Belinda enjoyed her triumph for a moment before going to look for Old Samuel to see if he knew where the nearest Reverend Grope had his parish. Although she had spoken in anger now she came to think of it there wasn’t any reason that she shouldn’t get married sooner rather than later.
‘The Reverend Grope?’ Samuel said, looking puzzled. ‘That would be Theodore but I don’t know that he’s got a parish any more. He had a church in some village up Corebate way but he’s getting on so I don’t know if he’s still there. You could try the post office and they might find out for you.’
Belinda smiled to herself. If the reverend was getting on in years it might suit her purpose very well. Perhaps she could persuade him that the banns had long since been read and that there was nothing at all unusual in the age gap between the bride and her groom.
Chapter 40
At the mental hospital Vera Wiley was still in an isolated room to save the other patients from her hysterical screams while also providing the psychiatrists who had been called in to examine her the privacy they supposed they would need. They were quickly disillusioned. There was no need for privacy, discretion or even further questions. Although four expert shrinks came separately to make their own assessment of her they went as a group to give their diagnosis to the superintendent.
‘The woman is totally insane,’ they said in unison.
‘I thought so myself. Can you explain the cause? I mean, what’s made her go off her head. She’s a mature woman and she’s been running a house and brought up a son. Suddenly she flips her lid in this extraordinary fashion. Do you reckon she’s taken to drugs or something of that sort?’
‘All we know is that she suffers from the most ghastly hallucinations and is in a state of terror. She is utterly convinced her husband is a murderer who has killed her son.’
‘We’ve checked on Mr Wiley but can find no trace of him,’ said the superintendent. ‘And in fact if anyone??
?s been murdered, I’m more inclined to think he has. After all, he seems to have been a thoroughly respectable bank manager up until his disappearance and it’s not as if there’s any money missing from the bank.’
In the end the psychiatrists unanimously recommended that Mrs Wiley had to stay in the mental hospital and remain there for the rest of her life.
‘And would you mind checking on her brother Albert Ponson while you’re about it?’ the superintendent asked. ‘To my way of thinking he’s insane too. He’s certainly a long-time crook but it seems to me that he must have an extreme persecution complex. Come up to his bungalow after you’ve interviewed him and see what I mean for yourselves.’

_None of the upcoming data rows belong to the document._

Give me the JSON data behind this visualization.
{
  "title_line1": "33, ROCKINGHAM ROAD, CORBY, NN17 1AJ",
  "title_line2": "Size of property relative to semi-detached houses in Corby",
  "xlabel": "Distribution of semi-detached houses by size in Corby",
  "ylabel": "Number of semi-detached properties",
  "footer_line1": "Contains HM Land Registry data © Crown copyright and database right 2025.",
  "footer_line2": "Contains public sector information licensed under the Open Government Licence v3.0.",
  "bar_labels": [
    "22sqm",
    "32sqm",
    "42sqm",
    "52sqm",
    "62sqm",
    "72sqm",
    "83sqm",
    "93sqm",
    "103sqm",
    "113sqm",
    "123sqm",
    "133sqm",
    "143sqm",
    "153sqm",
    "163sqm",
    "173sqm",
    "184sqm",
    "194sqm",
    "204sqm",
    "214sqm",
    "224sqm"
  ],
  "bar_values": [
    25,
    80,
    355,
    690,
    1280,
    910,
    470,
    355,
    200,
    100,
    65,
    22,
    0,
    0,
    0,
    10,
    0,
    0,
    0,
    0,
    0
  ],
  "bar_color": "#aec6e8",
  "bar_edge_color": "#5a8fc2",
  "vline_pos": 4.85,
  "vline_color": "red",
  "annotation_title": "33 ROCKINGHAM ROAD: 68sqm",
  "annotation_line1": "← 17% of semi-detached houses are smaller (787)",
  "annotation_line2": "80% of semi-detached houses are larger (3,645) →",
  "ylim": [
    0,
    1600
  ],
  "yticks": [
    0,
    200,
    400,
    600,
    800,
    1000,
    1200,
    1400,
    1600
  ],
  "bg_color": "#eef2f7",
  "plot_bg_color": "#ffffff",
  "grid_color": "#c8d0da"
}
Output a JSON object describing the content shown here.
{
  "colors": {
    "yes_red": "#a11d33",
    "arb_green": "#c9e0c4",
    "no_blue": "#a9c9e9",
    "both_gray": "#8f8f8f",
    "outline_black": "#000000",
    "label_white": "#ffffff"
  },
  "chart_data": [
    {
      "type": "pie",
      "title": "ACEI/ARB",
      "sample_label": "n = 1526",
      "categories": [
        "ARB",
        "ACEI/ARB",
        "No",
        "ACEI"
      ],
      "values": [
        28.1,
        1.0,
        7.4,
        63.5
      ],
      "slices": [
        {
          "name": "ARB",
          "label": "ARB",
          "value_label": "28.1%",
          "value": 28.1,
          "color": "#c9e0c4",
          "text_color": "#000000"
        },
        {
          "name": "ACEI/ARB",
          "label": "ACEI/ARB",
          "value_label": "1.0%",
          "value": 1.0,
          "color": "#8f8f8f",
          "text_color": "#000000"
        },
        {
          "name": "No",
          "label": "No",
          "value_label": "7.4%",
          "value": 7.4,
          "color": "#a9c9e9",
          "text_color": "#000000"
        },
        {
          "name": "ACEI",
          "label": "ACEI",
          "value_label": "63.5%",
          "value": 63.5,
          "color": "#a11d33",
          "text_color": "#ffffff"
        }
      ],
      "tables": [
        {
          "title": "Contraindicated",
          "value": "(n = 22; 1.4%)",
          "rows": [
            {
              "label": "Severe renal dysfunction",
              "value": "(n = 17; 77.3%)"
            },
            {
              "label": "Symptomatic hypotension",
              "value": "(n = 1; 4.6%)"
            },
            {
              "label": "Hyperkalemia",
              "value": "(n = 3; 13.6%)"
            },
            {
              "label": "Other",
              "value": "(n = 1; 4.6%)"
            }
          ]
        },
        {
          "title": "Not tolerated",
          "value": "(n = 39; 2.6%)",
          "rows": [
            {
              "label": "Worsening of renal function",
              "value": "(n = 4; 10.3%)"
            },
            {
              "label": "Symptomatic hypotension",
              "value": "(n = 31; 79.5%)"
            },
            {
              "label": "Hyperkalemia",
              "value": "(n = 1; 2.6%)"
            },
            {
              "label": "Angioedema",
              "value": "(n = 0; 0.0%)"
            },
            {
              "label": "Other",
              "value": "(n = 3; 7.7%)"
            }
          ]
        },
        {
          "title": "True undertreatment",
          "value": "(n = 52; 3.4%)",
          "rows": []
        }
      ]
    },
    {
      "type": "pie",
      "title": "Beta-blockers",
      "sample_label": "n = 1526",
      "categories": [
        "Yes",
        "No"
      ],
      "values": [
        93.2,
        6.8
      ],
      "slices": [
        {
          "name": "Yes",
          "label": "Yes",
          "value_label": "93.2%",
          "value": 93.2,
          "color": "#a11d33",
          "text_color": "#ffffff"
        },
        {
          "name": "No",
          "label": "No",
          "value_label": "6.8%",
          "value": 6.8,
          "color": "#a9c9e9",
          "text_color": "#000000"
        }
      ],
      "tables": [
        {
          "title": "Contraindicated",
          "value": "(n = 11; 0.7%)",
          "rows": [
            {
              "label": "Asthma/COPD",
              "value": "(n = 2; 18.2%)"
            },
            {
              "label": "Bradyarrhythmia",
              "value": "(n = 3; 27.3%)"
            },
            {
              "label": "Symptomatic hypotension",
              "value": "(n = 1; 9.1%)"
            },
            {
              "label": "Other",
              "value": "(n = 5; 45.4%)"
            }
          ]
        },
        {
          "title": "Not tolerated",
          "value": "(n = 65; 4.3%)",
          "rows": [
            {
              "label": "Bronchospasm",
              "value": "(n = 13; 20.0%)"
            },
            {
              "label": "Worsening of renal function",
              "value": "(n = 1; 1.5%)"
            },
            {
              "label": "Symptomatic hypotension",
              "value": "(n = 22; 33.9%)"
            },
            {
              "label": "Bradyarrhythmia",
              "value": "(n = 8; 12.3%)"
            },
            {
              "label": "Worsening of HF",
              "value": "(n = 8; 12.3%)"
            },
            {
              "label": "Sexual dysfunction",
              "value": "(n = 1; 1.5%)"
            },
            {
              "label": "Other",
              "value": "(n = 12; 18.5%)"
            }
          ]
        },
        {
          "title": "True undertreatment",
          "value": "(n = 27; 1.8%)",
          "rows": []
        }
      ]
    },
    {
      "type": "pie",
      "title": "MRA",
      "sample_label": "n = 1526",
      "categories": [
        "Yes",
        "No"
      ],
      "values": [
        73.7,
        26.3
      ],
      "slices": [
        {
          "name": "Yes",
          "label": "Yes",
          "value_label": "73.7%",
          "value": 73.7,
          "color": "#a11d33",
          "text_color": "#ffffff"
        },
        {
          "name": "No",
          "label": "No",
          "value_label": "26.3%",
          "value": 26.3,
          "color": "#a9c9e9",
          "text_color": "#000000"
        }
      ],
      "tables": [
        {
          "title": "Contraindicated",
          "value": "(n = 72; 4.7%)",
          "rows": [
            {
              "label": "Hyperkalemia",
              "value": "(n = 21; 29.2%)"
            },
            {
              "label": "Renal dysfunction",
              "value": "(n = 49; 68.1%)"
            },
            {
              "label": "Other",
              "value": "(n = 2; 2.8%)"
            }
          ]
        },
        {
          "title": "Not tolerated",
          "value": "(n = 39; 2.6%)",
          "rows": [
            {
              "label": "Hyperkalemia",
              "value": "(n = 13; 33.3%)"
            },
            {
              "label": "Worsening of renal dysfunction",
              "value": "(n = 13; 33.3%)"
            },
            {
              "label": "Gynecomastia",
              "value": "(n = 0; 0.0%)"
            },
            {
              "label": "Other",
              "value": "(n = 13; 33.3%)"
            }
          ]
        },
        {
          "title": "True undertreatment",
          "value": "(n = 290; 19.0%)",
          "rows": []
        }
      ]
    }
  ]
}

After they had viewed the remains of the fortress and been shown the DIY slaughterhouse, the psychiatrists shared his opinion. Albert’s future was definitely the same as his sister’s, though in a different mental hospital of course.
Chapter 41
In his room in the Catalan hotel, Horace Wiley was having a wonderful time. He had made love in a few hours more times than he had in his entire married life, and while he was now so exhausted he could no longer achieve yet another orgasm, he still had an erection and could fondle his lover’s buttocks and kiss her breasts to his heart’s delight.
Eventually, and with some reluctance, he broke off to go downstairs to the dining room with Elsie. Lunch was a splendid affair since after all his lovemaking Horace found that he had a huge appetite. He devoured a large plateful of Iberian ham and followed it with an enormous pork cutlet and finally a double ice cream and three coffees. Feeling pleasantly full, Horace and Elsie left the dining room and returned to his bedroom. Horace had just undressed and was about to climb onto the bed with the thought that this was heaven when he slumped to the floor with a terrible thump. Elsie jumped out and knelt beside him to feel his pulse. To her horror she couldn’t find one in his wrist or neck. Horace Wiley was dead.